With the GDP data for the last quarter of 2021 is yet to be published, the Finance and Economic Development officials are seeing a recovery in sight, estimating that the country’s economic growth will rebound to 9.7 percent, while the International Monetary Fund (IMF) has forecasted a growth of 9.2 percent. For this year, the ministry officials are forecasting GDP growth of 4.7 percent before slowing down to 4.4 percent in 2023. 

As prices soar amid slow economic growth, unemployment rate has been surging. In the past six years, unemployment rate climbed from 17.5 percent to 26 percent in the last quarter of 2021. Even more worryingly, youth unemployment rose to 34.4 percent from 32.4 percent last year. The Botswana government remains the single largest employer, accounting for 22.9 percent of formal sector employment. 

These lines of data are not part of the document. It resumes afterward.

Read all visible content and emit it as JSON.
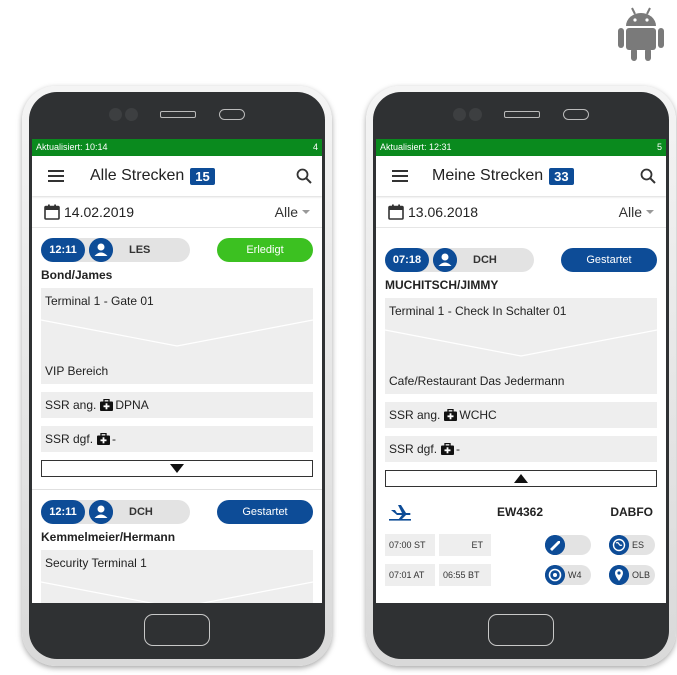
{
  "left_phone": {
    "status": {
      "updated": "Aktualisiert: 10:14",
      "count": "4"
    },
    "appbar": {
      "title": "Alle Strecken",
      "badge": "15"
    },
    "datebar": {
      "date": "14.02.2019",
      "filter": "Alle"
    },
    "cards": [
      {
        "time": "12:11",
        "station": "LES",
        "status": "Erledigt",
        "name": "Bond/James",
        "from": "Terminal 1 - Gate 01",
        "to": "VIP Bereich",
        "ssr_ang_label": "SSR ang.",
        "ssr_ang_value": "DPNA",
        "ssr_dgf_label": "SSR dgf.",
        "ssr_dgf_value": "-"
      },
      {
        "time": "12:11",
        "station": "DCH",
        "status": "Gestartet",
        "name": "Kemmelmeier/Hermann",
        "from": "Security Terminal 1"
      }
    ]
  },
  "right_phone": {
    "status": {
      "updated": "Aktualisiert: 12:31",
      "count": "5"
    },
    "appbar": {
      "title": "Meine Strecken",
      "badge": "33"
    },
    "datebar": {
      "date": "13.06.2018",
      "filter": "Alle"
    },
    "card": {
      "time": "07:18",
      "station": "DCH",
      "status": "Gestartet",
      "name": "MUCHITSCH/JIMMY",
      "from": "Terminal 1 - Check In Schalter 01",
      "to": "Cafe/Restaurant Das Jedermann",
      "ssr_ang_label": "SSR ang.",
      "ssr_ang_value": "WCHC",
      "ssr_dgf_label": "SSR dgf.",
      "ssr_dgf_value": "-"
    },
    "flight": {
      "number": "EW4362",
      "aircraft": "DABFO",
      "st": "07:00 ST",
      "et": "ET",
      "es": "ES",
      "at": "07:01 AT",
      "bt": "06:55 BT",
      "w4": "W4",
      "olb": "OLB"
    }
  },
  "colors": {
    "primary": "#0d4c97",
    "statusbar": "#0a8a1e",
    "done": "#3cc121",
    "android": "#7a7a7a"
  },
  "icons": [
    "android-icon",
    "menu-icon",
    "search-icon",
    "calendar-icon",
    "person-icon",
    "medical-bag-icon",
    "plane-icon",
    "takeoff-icon",
    "globe-icon",
    "target-icon",
    "location-pin-icon"
  ]
}
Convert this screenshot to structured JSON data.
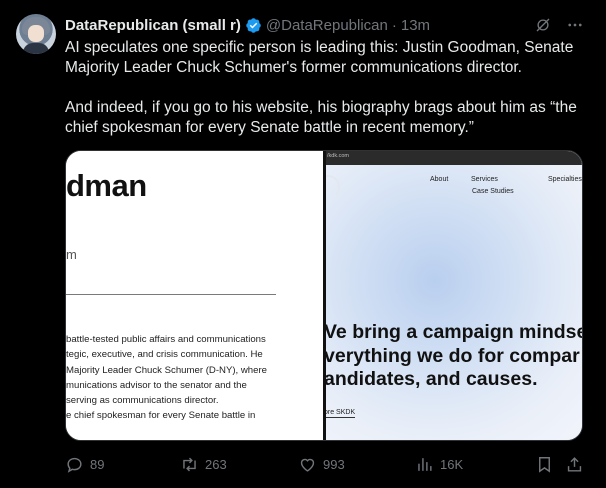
{
  "tweet": {
    "display_name": "DataRepublican (small r)",
    "handle": "@DataRepublican",
    "separator": "·",
    "timestamp": "13m",
    "paragraph_1": "AI speculates one specific person is leading this: Justin Goodman, Senate Majority Leader Chuck Schumer's former communications director.",
    "paragraph_2": "And indeed, if you go to his website, his biography brags about him as “the chief spokesman for every Senate battle in recent memory.”",
    "icons": {
      "verified": "verified-badge-icon",
      "grok": "grok-icon",
      "more": "more-icon"
    }
  },
  "media": {
    "left": {
      "title_fragment": "dman",
      "subtitle_fragment": "m",
      "bio_lines": [
        "battle-tested public affairs and communications",
        "tegic, executive, and crisis communication. He",
        "Majority Leader Chuck Schumer (D-NY), where",
        "munications advisor to the senator and the",
        "serving as communications director.",
        "e chief spokesman for every Senate battle in"
      ]
    },
    "right": {
      "url": "/kdk.com",
      "nav": {
        "about": "About",
        "services": "Services",
        "specialties": "Specialties",
        "case_studies": "Case Studies"
      },
      "hero_lines": [
        "Ve bring a campaign mindse",
        "verything we do for compar",
        "andidates, and causes."
      ],
      "explore_link": "ore SKDK"
    }
  },
  "engagement": {
    "replies": "89",
    "reposts": "263",
    "likes": "993",
    "views": "16K"
  },
  "colors": {
    "background": "#000000",
    "text_primary": "#e7e9ea",
    "text_secondary": "#71767b",
    "verified_blue": "#1d9bf0"
  }
}
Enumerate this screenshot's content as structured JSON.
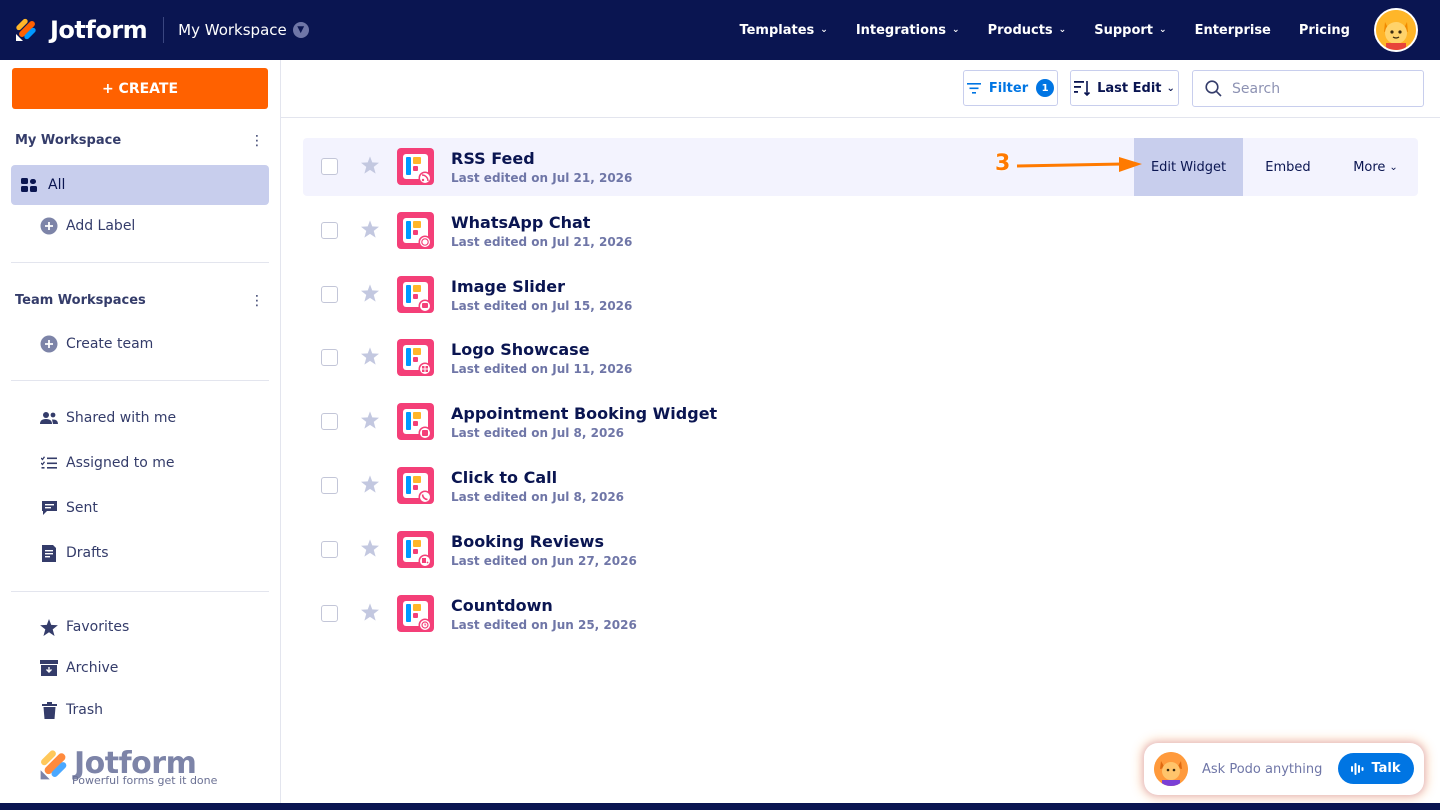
{
  "brand": {
    "name": "Jotform"
  },
  "workspace_switch": {
    "label": "My Workspace"
  },
  "nav": {
    "links": [
      {
        "label": "Templates",
        "dropdown": true
      },
      {
        "label": "Integrations",
        "dropdown": true
      },
      {
        "label": "Products",
        "dropdown": true
      },
      {
        "label": "Support",
        "dropdown": true
      },
      {
        "label": "Enterprise",
        "dropdown": false
      },
      {
        "label": "Pricing",
        "dropdown": false
      }
    ]
  },
  "sidebar": {
    "create_label": "+ CREATE",
    "my_workspace_heading": "My Workspace",
    "all_label": "All",
    "add_label": "Add Label",
    "team_heading": "Team Workspaces",
    "create_team": "Create team",
    "shared": "Shared with me",
    "assigned": "Assigned to me",
    "sent": "Sent",
    "drafts": "Drafts",
    "favorites": "Favorites",
    "archive": "Archive",
    "trash": "Trash",
    "watermark_name": "Jotform",
    "watermark_tagline": "Powerful forms get it done"
  },
  "toolbar": {
    "filter_label": "Filter",
    "filter_count": "1",
    "sort_label": "Last Edit",
    "search_placeholder": "Search"
  },
  "forms": [
    {
      "title": "RSS Feed",
      "date": "Last edited on Jul 21, 2026",
      "badge": "rss-icon"
    },
    {
      "title": "WhatsApp Chat",
      "date": "Last edited on Jul 21, 2026",
      "badge": "whatsapp-icon"
    },
    {
      "title": "Image Slider",
      "date": "Last edited on Jul 15, 2026",
      "badge": "image-icon"
    },
    {
      "title": "Logo Showcase",
      "date": "Last edited on Jul 11, 2026",
      "badge": "grid-icon"
    },
    {
      "title": "Appointment Booking Widget",
      "date": "Last edited on Jul 8, 2026",
      "badge": "calendar-icon"
    },
    {
      "title": "Click to Call",
      "date": "Last edited on Jul 8, 2026",
      "badge": "phone-icon"
    },
    {
      "title": "Booking Reviews",
      "date": "Last edited on Jun 27, 2026",
      "badge": "booking-icon"
    },
    {
      "title": "Countdown",
      "date": "Last edited on Jun 25, 2026",
      "badge": "timer-icon"
    }
  ],
  "row_actions": {
    "edit": "Edit Widget",
    "embed": "Embed",
    "more": "More"
  },
  "annotation": {
    "step": "3"
  },
  "podo": {
    "placeholder": "Ask Podo anything",
    "talk_label": "Talk"
  },
  "colors": {
    "navy": "#0a1551",
    "accent": "#ff6100",
    "blue": "#0075e3",
    "form_icon": "#f43f78",
    "selected": "#c8ceed"
  }
}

The high consumer prices alongside the weak economic growth and high unemployment have effectively put Botswana in a state of stagflation. What makes stagflation bad is that it is a difficult hole to get out of. This is because slow economic growth leads to an increase in unemployment, of which ordinarily should keep consumer prices low due to lack of demand. But when prices are actually rising amid slow economic growth, it creates a strain on consumer spending power, further weakening economic growth.